For large enterprises mandatory requirement is also the installation of facilities for the treatment of wastewater from fat, starch, sand before the latter enters the external sewer network.
When a public catering enterprise is located on the ground floor in residential buildings and buildings for other purposes, it is necessary to provide for the isolation of the industrial and household sewerage network of the enterprise from the utility and fecal sewerage of these buildings. For this, the sewerage system of the enterprise is connected to the city network in separate outlets. Household sewer risers from the upper floors of residential buildings and buildings for other purposes are allowed to be laid only in horizontal or vertical technological channels. Sanitary facilities located above the enterprises, showers and bathrooms must have floors with waterproofing.
All production workshops, as well as washing, loading, defroster and food waste storage chambers, are equipped with drain ladders with a floor slope towards them.
In all public catering enterprises under construction and reconstruction, toilet bowls and sinks for washing hands of personnel should be equipped with special devices that exclude contamination of hands (elbow, pedal drives, etc.).
In the vestibule of the toilet for staff, it is necessary to provide a separate tap with a mixer for taking water intended for washing the floor. The crane should be located at a height of 0.5 m from the floor and have a drain with a slope towards it.
All stationary catering establishments must have toilets and sinks for washing hands for visitors. It is not allowed to combine toilets for staff and visitors.
Temporary quick service establishments (pavilions, tents, vans, etc.) must be located in places equipped with public toilets.
It is not allowed to discharge untreated sewage into open reservoirs and absorbing wells.
Removal of garbage and food waste. The accumulation of garbage and food waste at the enterprise can be a source of pollution with foul-smelling poisonous gases (for example, hydrogen sulfide), as well as contribute to the reproduction of microorganisms and the appearance of flies, insects, rodents, which sharply reduces the level of sanitary condition of the enterprise.
Collection of food waste in industrial premises and washing departments is carried out in special containers of small capacity. They are stored in a refrigerated waste chamber at a temperature not exceeding 2 ° C and taken out daily. The location of the waste chambers should provide a minimum path for waste to be removed from the washing compartments.

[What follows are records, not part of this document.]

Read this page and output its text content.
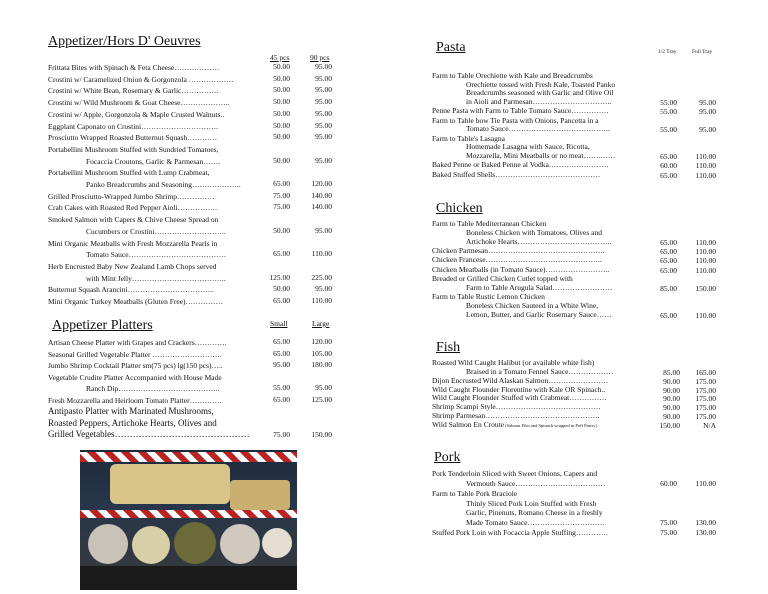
Appetizer/Hors D' Oeuvres
45 pcs	90 pcs
Frittata Bites with Spinach & Feta Cheese………………	50.00	95.00
Crostini w/ Caramelized Onion & Gorgonzola ………………	50.00	95.00
Crostini w/ White Bean, Rosemary & Garlic……………	50.00	95.00
Crostini w/ Wild Mushroom & Goat Cheese………………..	50.00	95.00
Crostini w/ Apple, Gorgonzola & Maple Crusted Walnuts..	50.00	95.00
Eggplant Caponato on Crostini………………………….	50.00	95.00
Prosciutto Wrapped Roasted Butternut Squash…………	50.00	95.00
Portabellini Mushroom Stuffed with Sundried Tomatoes,
Focaccia Croutons, Garlic & Parmesan…….	50.00	95.00
Portabellini Mushroom Stuffed with Lump Crabmeat,
Panko Breadcrumbs and Seasoning………………..	65.00	120.00
Grilled Prosciutto-Wrapped Jumbo Shrimp……………	75.00	140.00
Crab Cakes with Roasted Red Pepper Aioli…………….	75.00	140.00
Smoked Salmon with Capers & Chive Cheese Spread on
Cucumbers or Crostini………………………..	50.00	95.00
Mini Organic Meatballs with Fresh Mozzarella Pearls in
Tomato Sauce…………………………………	65.00	110.00
Herb Encrusted Baby New Zealand Lamb Chops served
with Mint Jelly………………………………..	125.00	225.00
Butternut Squash Arancini……………………………..	50.00	95.00
Mini Organic Turkey Meatballs (Gluten Free)……………	65.00	110.00
Appetizer Platters	Small	Large
Artisan Cheese Platter with Grapes and Crackers………….	65.00	120.00
Seasonal Grilled Vegetable Platter ……………………….	65.00	105.00
Jumbo Shrimp Cocktail Platter sm(75 pcs) lg(150 pcs)…..	95.00	180.00
Vegetable Crudite Platter Accompanied with House Made
Ranch Dip…………………………………..	55.00	95.00
Fresh Mozzarella and Heirloom Tomato Platter………….	65.00	125.00
Antipasto Platter with Marinated Mushrooms,
Roasted Peppers, Artichoke Hearts, Olives and
Grilled Vegetables………………………………………	75.00	150.00
Pasta	1/2 Tray	Full Tray
Farm to Table Orechiette with Kale and Breadcrumbs
Orechiette tossed with Fresh Kale, Toasted Panko
Breadcrumbs seasoned with Garlic and Olive Oil
in Aioli and Parmesan…………………………..	55.00	95.00
Penne Pasta with Farm to Table Tomato Sauce……………	55.00	95.00
Farm to Table bow Tie Pasta with Onions, Pancetta in a
Tomato Sauce…………………………………..	55.00	95.00
Farm to Table's Lasagna
Homemade Lasagna with Sauce, Ricotta,
Mozzarella, Mini Meatballs or no meat…….……	65.00	110.00
Baked Penne or Baked Penne al Vodka……………………	60.00	110.00
Baked Stuffed Shells……………………………………	65.00	110.00
Chicken
Farm to Table Mediterranean Chicken
Boneless Chicken with Tomatoes, Olives and
Artichoke Hearts………………………………..	65.00	110.00
Chicken Parmesan………………………………………..	65.00	110.00
Chicken Francese………………………………………..	65.00	110.00
Chicken Meatballs (in Tomato Sauce)……………………..	65.00	110.00
Breaded or Grilled Chicken Cutlet topped with
Farm to Table Arugula Salad……………………	85.00	150.00
Farm to Table Rustic Lemon Chicken
Boneless Chicken Sauteed in a White Wine,
Lemon, Butter, and Garlic Rosemary Sauce……	65.00	110.00
Fish
Roasted Wild Caught Halibut (or available white fish)
Braised in a Tomato Fennel Sauce………………	85.00	165.00
Dijon Encrusted Wild Alaskan Salmon……………………	90.00	175.00
Wild Caught Flounder Florentine with Kale OR Spinach..	90.00	175.00
Wild Caught Flounder Stuffed with Crabmeat……………	90.00	175.00
Shrimp Scampi Style……………………………………	90.00	175.00
Shrimp Parmesan……………………………………….	90.00	175.00
Wild Salmon En Croute (Salmon Filet and Spinach wrapped in Puff Pastry).	150.00	N/A
Pork
Pork Tenderloin Sliced with Sweet Onions, Capers and
Vermouth Sauce………………………………	60.00	110.00
Farm to Table Pork Braciole
Thinly Sliced Pork Loin Stuffed with Fresh
Garlic, Pinenuts, Romano Cheese in a freshly
Made Tomato Sauce………………………….	75.00	130.00
Stuffed Pork Loin with Focaccia Apple Stuffing………….	75.00	130.00
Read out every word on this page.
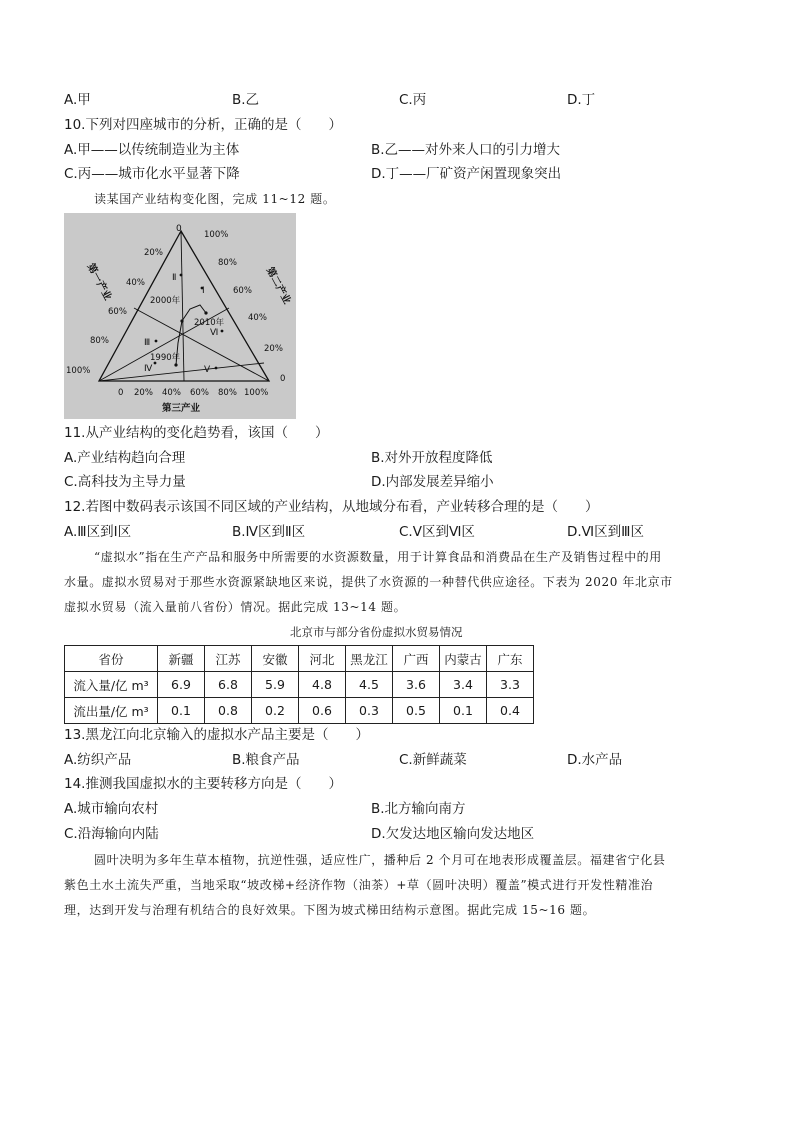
A.甲	B.乙	C.丙	D.丁
10.下列对四座城市的分析，正确的是（　　）
A.甲——以传统制造业为主体	B.乙——对外来人口的引力增大
C.丙——城市化水平显著下降	D.丁——厂矿资产闲置现象突出
读某国产业结构变化图，完成 11~12 题。
0
100%
80%
60%
40%
20%
0
20%
40%
60%
80%
100%
0 20% 40% 60% 80% 100%
第一产业	第二产业
第三产业
Ⅰ
Ⅱ
Ⅲ
Ⅳ	Ⅴ
Ⅵ
2000年
2010年
1990年
11.从产业结构的变化趋势看，该国（　　）
A.产业结构趋向合理	B.对外开放程度降低
C.高科技为主导力量	D.内部发展差异缩小
12.若图中数码表示该国不同区域的产业结构，从地域分布看，产业转移合理的是（　　）
A.Ⅲ区到Ⅰ区	B.Ⅳ区到Ⅱ区	C.Ⅴ区到Ⅵ区	D.Ⅵ区到Ⅲ区
“虚拟水”指在生产产品和服务中所需要的水资源数量，用于计算食品和消费品在生产及销售过程中的用
水量。虚拟水贸易对于那些水资源紧缺地区来说，提供了水资源的一种替代供应途径。下表为 2020 年北京市
虚拟水贸易（流入量前八省份）情况。据此完成 13~14 题。
北京市与部分省份虚拟水贸易情况
省份	新疆	江苏	安徽	河北	黑龙江	广西	内蒙古	广东
流入量/亿 m³	6.9	6.8	5.9	4.8	4.5	3.6	3.4	3.3
流出量/亿 m³	0.1	0.8	0.2	0.6	0.3	0.5	0.1	0.4
13.黑龙江向北京输入的虚拟水产品主要是（　　）
A.纺织产品	B.粮食产品	C.新鲜蔬菜	D.水产品
14.推测我国虚拟水的主要转移方向是（　　）
A.城市输向农村	B.北方输向南方
C.沿海输向内陆	D.欠发达地区输向发达地区
圆叶决明为多年生草本植物，抗逆性强，适应性广，播种后 2 个月可在地表形成覆盖层。福建省宁化县
紫色土水土流失严重，当地采取“坡改梯+经济作物（油茶）+草（圆叶决明）覆盖”模式进行开发性精准治
理，达到开发与治理有机结合的良好效果。下图为坡式梯田结构示意图。据此完成 15~16 题。
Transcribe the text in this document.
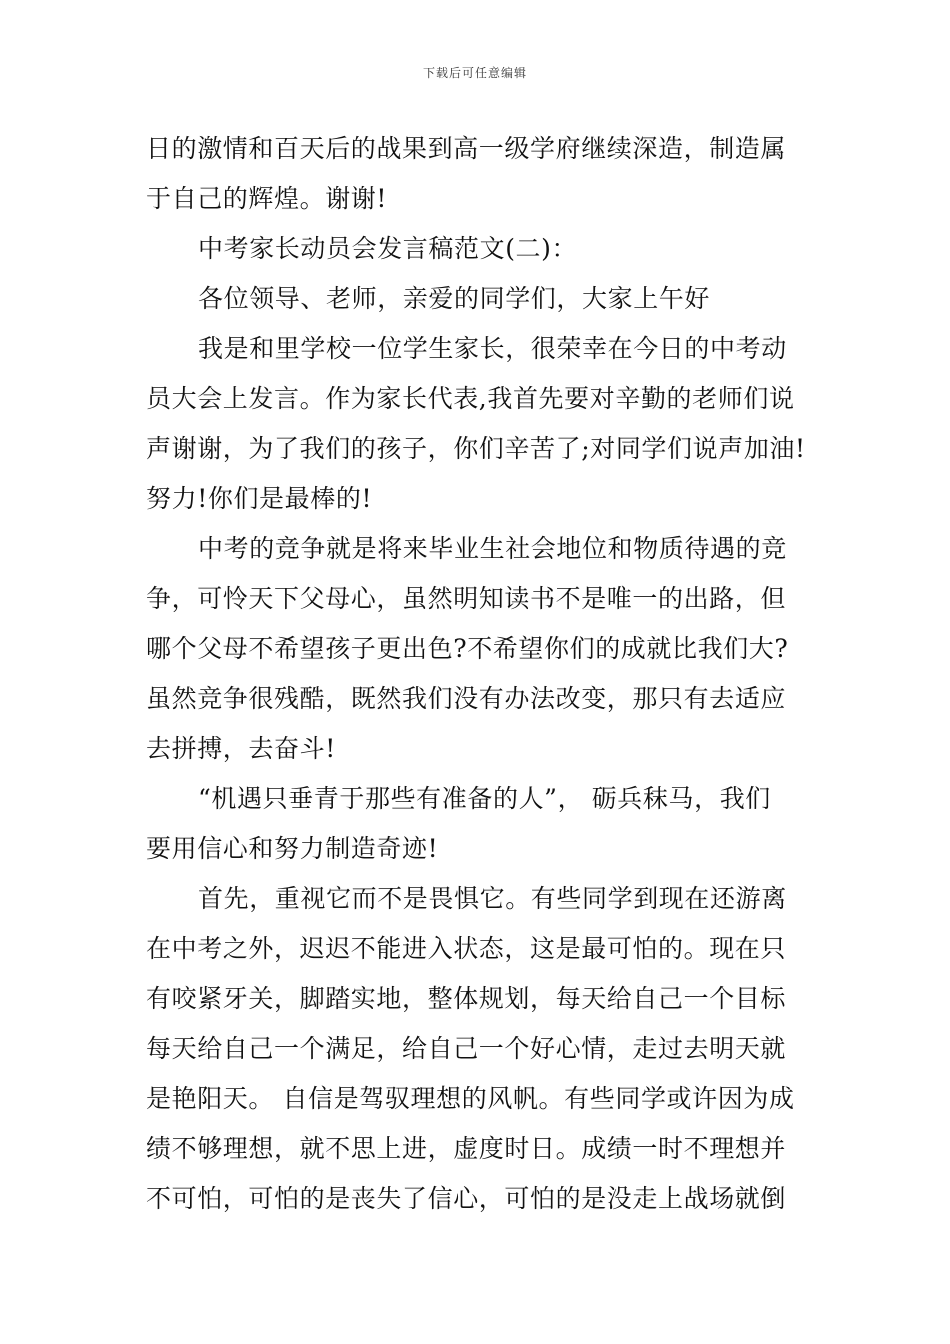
下载后可任意编辑
日的激情和百天后的战果到高一级学府继续深造，制造属
于自己的辉煌。谢谢!
中考家长动员会发言稿范文(二)：
各位领导、老师，亲爱的同学们，大家上午好
我是和里学校一位学生家长，很荣幸在今日的中考动
员大会上发言。作为家长代表,我首先要对辛勤的老师们说
声谢谢，为了我们的孩子，你们辛苦了;对同学们说声加油!
努力!你们是最棒的!
中考的竞争就是将来毕业生社会地位和物质待遇的竞
争，可怜天下父母心，虽然明知读书不是唯一的出路，但
哪个父母不希望孩子更出色?不希望你们的成就比我们大?
虽然竞争很残酷，既然我们没有办法改变，那只有去适应
去拼搏，去奋斗!
“机遇只垂青于那些有准备的人”， 砺兵秣马，我们
要用信心和努力制造奇迹!
首先，重视它而不是畏惧它。有些同学到现在还游离
在中考之外，迟迟不能进入状态，这是最可怕的。现在只
有咬紧牙关，脚踏实地，整体规划，每天给自己一个目标
每天给自己一个满足，给自己一个好心情，走过去明天就
是艳阳天。 自信是驾驭理想的风帆。有些同学或许因为成
绩不够理想，就不思上进，虚度时日。成绩一时不理想并
不可怕，可怕的是丧失了信心，可怕的是没走上战场就倒
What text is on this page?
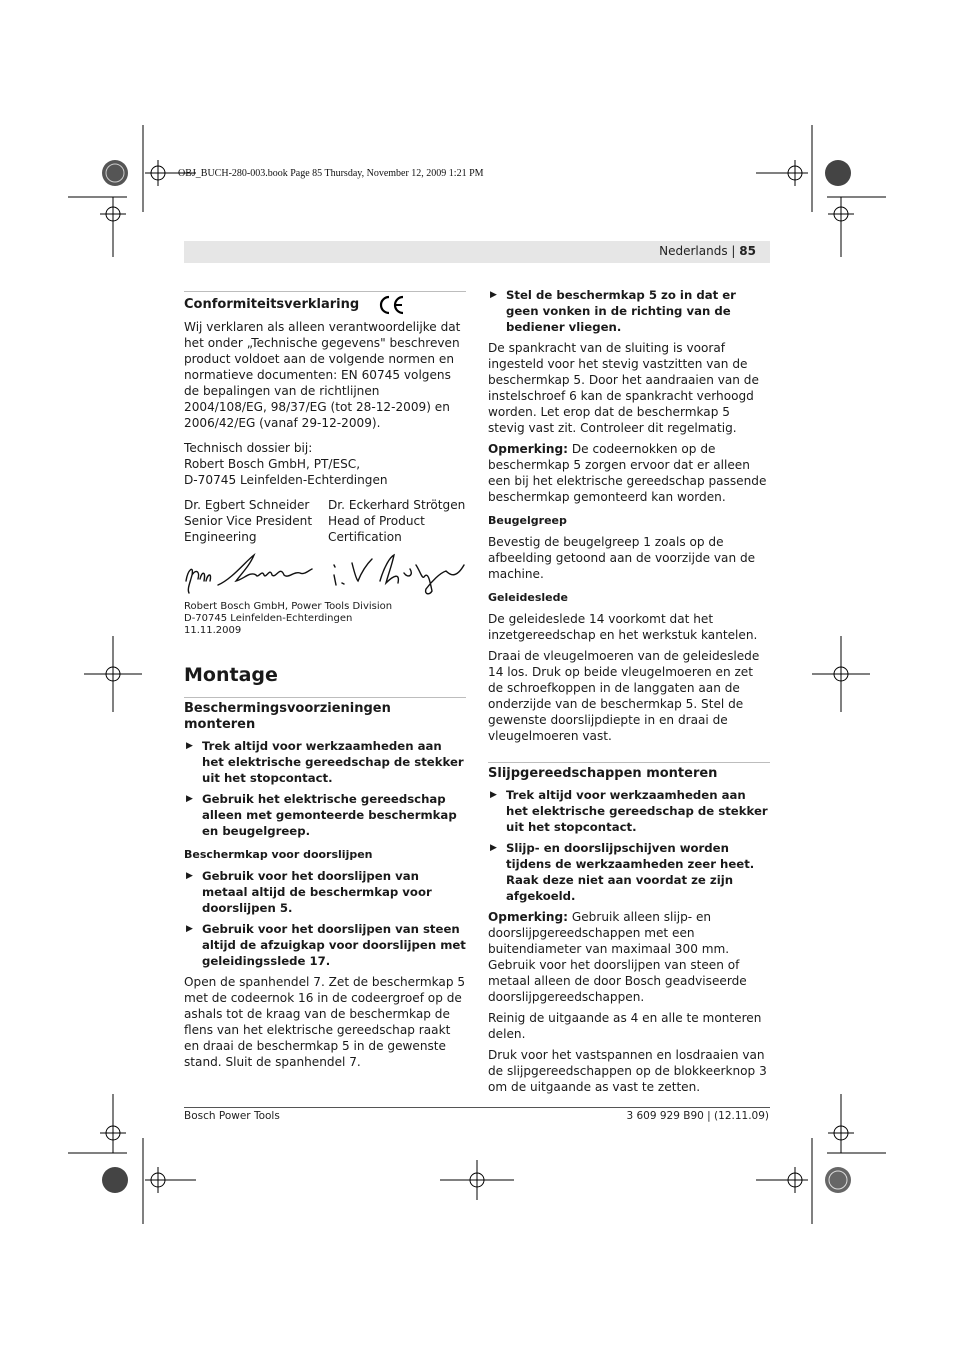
OBJ_BUCH-280-003.book Page 85 Thursday, November 12, 2009 1:21 PM
Nederlands | 85
Conformiteitsverklaring

Wij verklaren als alleen verantwoordelijke dat het onder „Technische gegevens" beschreven product voldoet aan de volgende normen en normatieve documenten: EN 60745 volgens de bepalingen van de richtlijnen 2004/108/EG, 98/37/EG (tot 28-12-2009) en 2006/42/EG (vanaf 29-12-2009).

Technisch dossier bij:
Robert Bosch GmbH, PT/ESC,
D-70745 Leinfelden-Echterdingen

Dr. Egbert Schneider
Senior Vice President
Engineering
Dr. Eckerhard Strötgen
Head of Product
Certification
Robert Bosch GmbH, Power Tools Division
D-70745 Leinfelden-Echterdingen
11.11.2009
Montage
Beschermingsvoorzieningen monteren
▶ Trek altijd voor werkzaamheden aan het elektrische gereedschap de stekker uit het stopcontact.
▶ Gebruik het elektrische gereedschap alleen met gemonteerde beschermkap en beugelgreep.
Beschermkap voor doorslijpen
▶ Gebruik voor het doorslijpen van metaal altijd de beschermkap voor doorslijpen 5.
▶ Gebruik voor het doorslijpen van steen altijd de afzuigkap voor doorslijpen met geleidingsslede 17.

Open de spanhendel 7. Zet de beschermkap 5 met de codeernok 16 in de codeergroef op de ashals tot de kraag van de beschermkap de flens van het elektrische gereedschap raakt en draai de beschermkap 5 in de gewenste stand. Sluit de spanhendel 7.

▶ Stel de beschermkap 5 zo in dat er geen vonken in de richting van de bediener vliegen.

De spankracht van de sluiting is vooraf ingesteld voor het stevig vastzitten van de beschermkap 5. Door het aandraaien van de instelschroef 6 kan de spankracht verhoogd worden. Let erop dat de beschermkap 5 stevig vast zit. Controleer dit regelmatig.

Opmerking: De codeernokken op de beschermkap 5 zorgen ervoor dat er alleen een bij het elektrische gereedschap passende beschermkap gemonteerd kan worden.

Beugelgreep

Bevestig de beugelgreep 1 zoals op de afbeelding getoond aan de voorzijde van de machine.

Geleideslede

De geleideslede 14 voorkomt dat het inzetgereedschap en het werkstuk kantelen.

Draai de vleugelmoeren van de geleideslede 14 los. Druk op beide vleugelmoeren en zet de schroefkoppen in de langgaten aan de onderzijde van de beschermkap 5. Stel de gewenste doorslijpdiepte in en draai de vleugelmoeren vast.

Slijpgereedschappen monteren
▶ Trek altijd voor werkzaamheden aan het elektrische gereedschap de stekker uit het stopcontact.
▶ Slijp- en doorslijpschijven worden tijdens de werkzaamheden zeer heet. Raak deze niet aan voordat ze zijn afgekoeld.

Opmerking: Gebruik alleen slijp- en doorslijpgereedschappen met een buitendiameter van maximaal 300 mm. Gebruik voor het doorslijpen van steen of metaal alleen de door Bosch geadviseerde doorslijpgereedschappen.

Reinig de uitgaande as 4 en alle te monteren delen.

Druk voor het vastspannen en losdraaien van de slijpgereedschappen op de blokkeerknop 3 om de uitgaande as vast te zetten.

Bosch Power Tools	3 609 929 B90 | (12.11.09)
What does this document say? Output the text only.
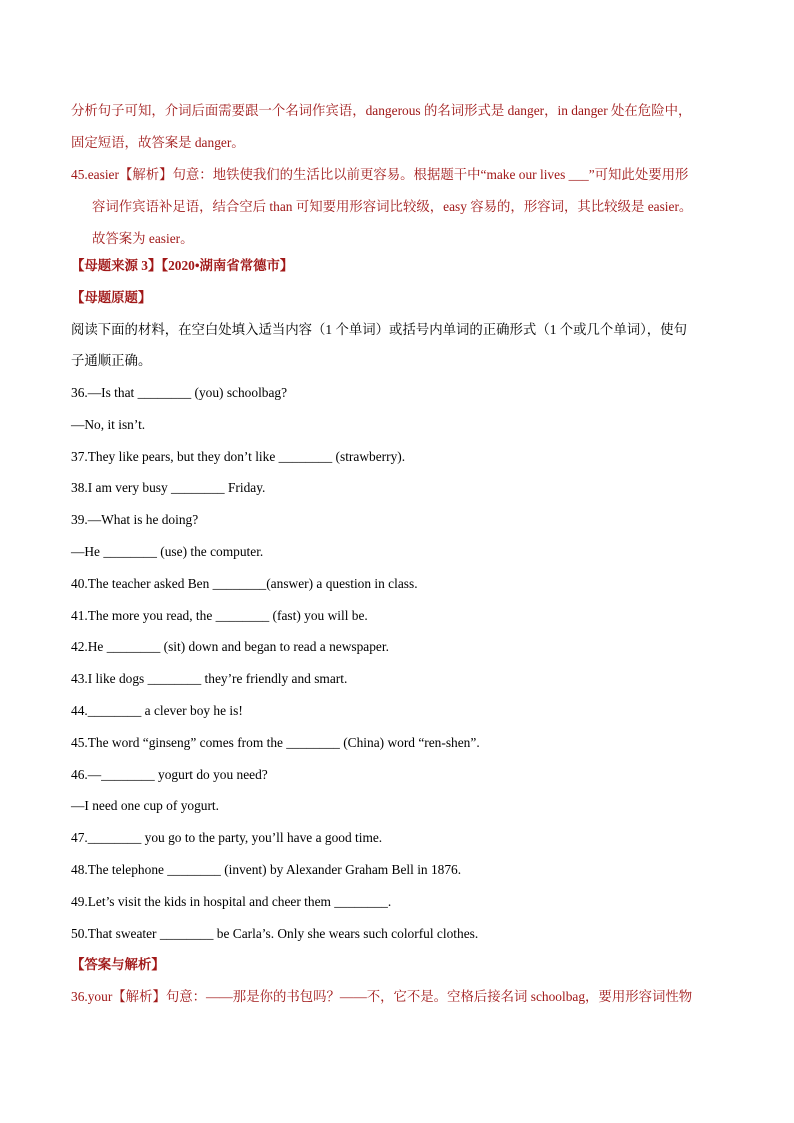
分析句子可知，介词后面需要跟一个名词作宾语，dangerous 的名词形式是 danger，in danger 处在危险中，
固定短语，故答案是 danger。
45.easier【解析】句意：地铁使我们的生活比以前更容易。根据题干中“make our lives ___”可知此处要用形
容词作宾语补足语，结合空后 than 可知要用形容词比较级，easy 容易的，形容词，其比较级是 easier。
故答案为 easier。
【母题来源 3】【2020•湖南省常德市】
【母题原题】
阅读下面的材料，在空白处填入适当内容（1 个单词）或括号内单词的正确形式（1 个或几个单词），使句
子通顺正确。
36.—Is that ________ (you) schoolbag?
—No, it isn’t.
37.They like pears, but they don’t like ________ (strawberry).
38.I am very busy ________ Friday.
39.—What is he doing?
—He ________ (use) the computer.
40.The teacher asked Ben ________(answer) a question in class.
41.The more you read, the ________ (fast) you will be.
42.He ________ (sit) down and began to read a newspaper.
43.I like dogs ________ they’re friendly and smart.
44.________ a clever boy he is!
45.The word “ginseng” comes from the ________ (China) word “ren-shen”.
46.—________ yogurt do you need?
—I need one cup of yogurt.
47.________ you go to the party, you’ll have a good time.
48.The telephone ________ (invent) by Alexander Graham Bell in 1876.
49.Let’s visit the kids in hospital and cheer them ________.
50.That sweater ________ be Carla’s. Only she wears such colorful clothes.
【答案与解析】
36.your【解析】句意：——那是你的书包吗？——不，它不是。空格后接名词 schoolbag，要用形容词性物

Separate containers with lids must be used to collect garbage and food waste on the territory. Containers are installed on sites with a hard surface, the dimensions of which exceed the area of the containers by 1 m along the perimeter.
The garbage collector area must have a sanitary gap of at least 25 m from residential buildings, playgrounds and recreation areas.
Garbage bins are released when no more than 2/3 of their volume is filled, after which they are cleaned and disinfected using products approved by the sanitary service.
Currently, there is a planned and regulated system of garbage disposal, which provides for its daily removal outside the city. At the same time, an important hygienic measure is the careful isolation of garbage both during its storage in waste bins and during transportation. It has been estimated that from one dustbin in unsanitary conditions, several tens of thousands of flies per day can breed in the summer. From a hygienic point of view, the system of replaceable containers is the most acceptable for the collection and removal of solid waste.